Closed bieryAtFnal closed 8 months ago
Here are sample instructions for testing these changes:
source /cvmfs/dunedaq.opensciencegrid.org/setup_dunedaq.sh
setup_dbt latest
dbt-create -n NFD_PROD4_240318_A9 18MarFDDevTardyTPChangeTesting
cd 18MarFDDevTardyTPChangeTesting/sourcecode
git clone https://github.com/DUNE-DAQ/daqconf.git -b kbiery/improving_latetp_warning_message
git clone https://github.com/DUNE-DAQ/daqsystemtest.git -b kbiery/only_for_tardy_tp_testing
git clone https://github.com/DUNE-DAQ/dfmodules.git -b production/v4
git clone https://github.com/DUNE-DAQ/fddaqconf.git -b kbiery/improving_latetp_warning_message
git clone https://github.com/DUNE-DAQ/fdreadoutlibs.git -b kbiery/improving_latetp_warning_message
git clone https://github.com/DUNE-DAQ/fdreadoutmodules.git -b production/v4
git clone https://github.com/DUNE-DAQ/readoutlibs.git -b kbiery/improving_latetp_warning_message
git clone https://github.com/DUNE-DAQ/readoutmodules.git -b production/v4
cd ..
dbt-workarea-env
dbt-build -j 20
dbt-workarea-env
daqsystemtest_integtest_bundle.sh -s 2 -f 2 -l 2 -N 3 --stop-on-fail
The last step runs the 3ru_3df_multirun_test.py
integtest multiple times and stops if/when there is a failure. These instructions include a modified version of the 3ru_3df_multirun_test.py
integtest that is designed to demonstrate the presence of Tardy TPs. (it sets the tpset_min_latency_ticks
config parameter to a lower-than-usual value.)

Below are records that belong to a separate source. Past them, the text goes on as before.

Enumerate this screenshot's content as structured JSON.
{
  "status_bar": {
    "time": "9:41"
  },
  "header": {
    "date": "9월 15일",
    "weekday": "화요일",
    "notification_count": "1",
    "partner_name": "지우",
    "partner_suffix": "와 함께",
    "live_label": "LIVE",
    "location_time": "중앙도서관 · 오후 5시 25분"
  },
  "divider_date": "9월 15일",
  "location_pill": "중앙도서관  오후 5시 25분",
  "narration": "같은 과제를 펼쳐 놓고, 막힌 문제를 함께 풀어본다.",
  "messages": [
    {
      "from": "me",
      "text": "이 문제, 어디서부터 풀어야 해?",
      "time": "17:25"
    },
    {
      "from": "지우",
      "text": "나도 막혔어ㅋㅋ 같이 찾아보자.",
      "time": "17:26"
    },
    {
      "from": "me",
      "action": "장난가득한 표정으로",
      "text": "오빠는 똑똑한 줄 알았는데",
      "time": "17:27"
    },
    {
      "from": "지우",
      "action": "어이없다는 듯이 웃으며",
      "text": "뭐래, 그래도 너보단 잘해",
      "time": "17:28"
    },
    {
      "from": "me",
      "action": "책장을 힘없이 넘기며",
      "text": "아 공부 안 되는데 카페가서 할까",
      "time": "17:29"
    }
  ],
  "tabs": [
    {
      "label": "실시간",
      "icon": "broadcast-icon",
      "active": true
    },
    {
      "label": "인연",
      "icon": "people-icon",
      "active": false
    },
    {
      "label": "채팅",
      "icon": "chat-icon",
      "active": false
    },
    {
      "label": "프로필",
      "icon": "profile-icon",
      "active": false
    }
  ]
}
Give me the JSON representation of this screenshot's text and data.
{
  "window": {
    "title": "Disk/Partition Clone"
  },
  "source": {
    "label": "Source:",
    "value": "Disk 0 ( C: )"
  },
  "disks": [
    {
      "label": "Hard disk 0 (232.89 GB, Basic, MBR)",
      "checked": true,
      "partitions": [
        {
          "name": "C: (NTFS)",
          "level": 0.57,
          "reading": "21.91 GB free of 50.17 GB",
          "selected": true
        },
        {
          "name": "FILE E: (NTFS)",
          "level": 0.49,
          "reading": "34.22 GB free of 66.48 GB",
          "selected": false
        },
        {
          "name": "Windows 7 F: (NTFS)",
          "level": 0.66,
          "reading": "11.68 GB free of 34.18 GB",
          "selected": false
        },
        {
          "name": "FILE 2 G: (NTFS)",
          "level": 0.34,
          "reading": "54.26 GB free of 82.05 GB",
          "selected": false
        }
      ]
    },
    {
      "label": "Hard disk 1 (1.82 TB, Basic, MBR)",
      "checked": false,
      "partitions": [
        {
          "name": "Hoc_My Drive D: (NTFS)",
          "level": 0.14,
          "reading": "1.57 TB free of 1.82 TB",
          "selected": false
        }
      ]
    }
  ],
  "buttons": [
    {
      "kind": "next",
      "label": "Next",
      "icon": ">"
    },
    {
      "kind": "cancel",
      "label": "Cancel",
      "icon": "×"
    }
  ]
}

If the first running of the daqsystemtest_integtest_bundle.py
script does not demonstrate the problem, please try running it again.
A failure will show console output like the following:
Problem(s) found in logfile /tmp/pytest-of-biery/pytest-3535/run1/log_rulocalhosteth1_4337.txt:
2024-Mar-18 13:31:00,273 WARNING [virtual void dunedaq::fdreadoutlibs::TPCTPRequestHandler::report_tardy_packet(const dunedaq::fdreadoutlibs::types::TriggerPrimitiveTypeAdapter&, int64_t) at /home/nfs/biery/dunedaq/18MarFDDevTardyTPChangeTesting/sourcecode/fdreadoutlibs/src/TPCTPRequestHandler.cpp:91] SourceID[Trigger,1] Received late data packet, TP channel 1011, 0 ms beyond the allowed latency (20 ms, 1250000 ticks).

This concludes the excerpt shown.